Ipomoea tricolor ‘Heavenly Blue’. Photo by: Hemerocallis / Shutterstock.

Morning glory vines bring old-fashioned charm and a quaint cottage feeling to any garden. However, if you don’t have time to take care of an aggressively seeding plant, you might want to think twice about introducing them into your garden, as they can get out of hand in a hurry. If you have a space where they can run wild over a fence, pergola or arbor, they will make quick cover of it. Their funnel or tubular-shaped flowers open in the morning and close in the afternoon. If you’re up for the challenge, here’s more information on growing morning glories.

On this page: The Basics | Planting Instructions | Care | Pictures | Design Tips



Annual in areas that get below 45 F, but can still reseed and come back year after year on their own; perennial in warmer, more tropical climates.


6 to 12 feet, or more depending on variety.


Full sun

Bloom Time:

June to October


Varieties available in purple, blue, red, white, pink and bi-colored.


Morning glory seeds are highly toxic if ingested.

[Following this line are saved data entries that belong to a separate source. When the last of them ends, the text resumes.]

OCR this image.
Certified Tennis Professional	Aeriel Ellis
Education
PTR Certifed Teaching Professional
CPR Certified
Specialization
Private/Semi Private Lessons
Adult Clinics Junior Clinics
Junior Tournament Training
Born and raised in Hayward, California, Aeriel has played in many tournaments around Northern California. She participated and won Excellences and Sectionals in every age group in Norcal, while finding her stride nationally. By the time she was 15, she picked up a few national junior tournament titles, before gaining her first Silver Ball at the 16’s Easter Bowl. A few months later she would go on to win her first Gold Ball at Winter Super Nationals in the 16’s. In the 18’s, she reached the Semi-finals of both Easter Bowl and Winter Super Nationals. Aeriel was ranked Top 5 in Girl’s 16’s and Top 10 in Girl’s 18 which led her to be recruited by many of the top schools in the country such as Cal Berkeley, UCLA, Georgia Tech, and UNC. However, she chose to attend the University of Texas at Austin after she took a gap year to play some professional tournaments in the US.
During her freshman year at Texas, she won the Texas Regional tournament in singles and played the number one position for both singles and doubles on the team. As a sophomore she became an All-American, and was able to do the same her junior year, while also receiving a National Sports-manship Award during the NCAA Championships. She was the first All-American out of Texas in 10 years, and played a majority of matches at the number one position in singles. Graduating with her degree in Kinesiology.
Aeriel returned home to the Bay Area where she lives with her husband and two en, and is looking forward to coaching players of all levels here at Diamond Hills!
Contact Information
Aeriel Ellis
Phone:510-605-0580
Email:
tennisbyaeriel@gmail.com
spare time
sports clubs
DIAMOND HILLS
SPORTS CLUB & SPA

Are morning glory vines invasive?

Morning glories are often mistaken for their aggressive and invasive cousin, field bindweed (Convolvulus arvensis), also called creeping Jenny, but they are two different species. Morning glories are from the family Ipomoea and, yes, can also be hard to handle and stubborn. They grow quite rapidly and will aggressively self-seed if not prevented by cutting back and removing seed pods, and some varieties have been declared invasive in certain areas. Field bindweed, on the other hand, sends out deep roots that make it nearly impossible to get rid of. These deep roots also allow it to overwinter in colder climates to return again and again. Field bindweed blooms in white or pink flowers and usually has smaller leaves than morning glory.


When to plant:

Morning glories are easily grown from seed and can be started indoors four to six weeks before the last spring frost. If sown directly into the garden, plant after any threat of frost and once the ground has warmed up to 64 F.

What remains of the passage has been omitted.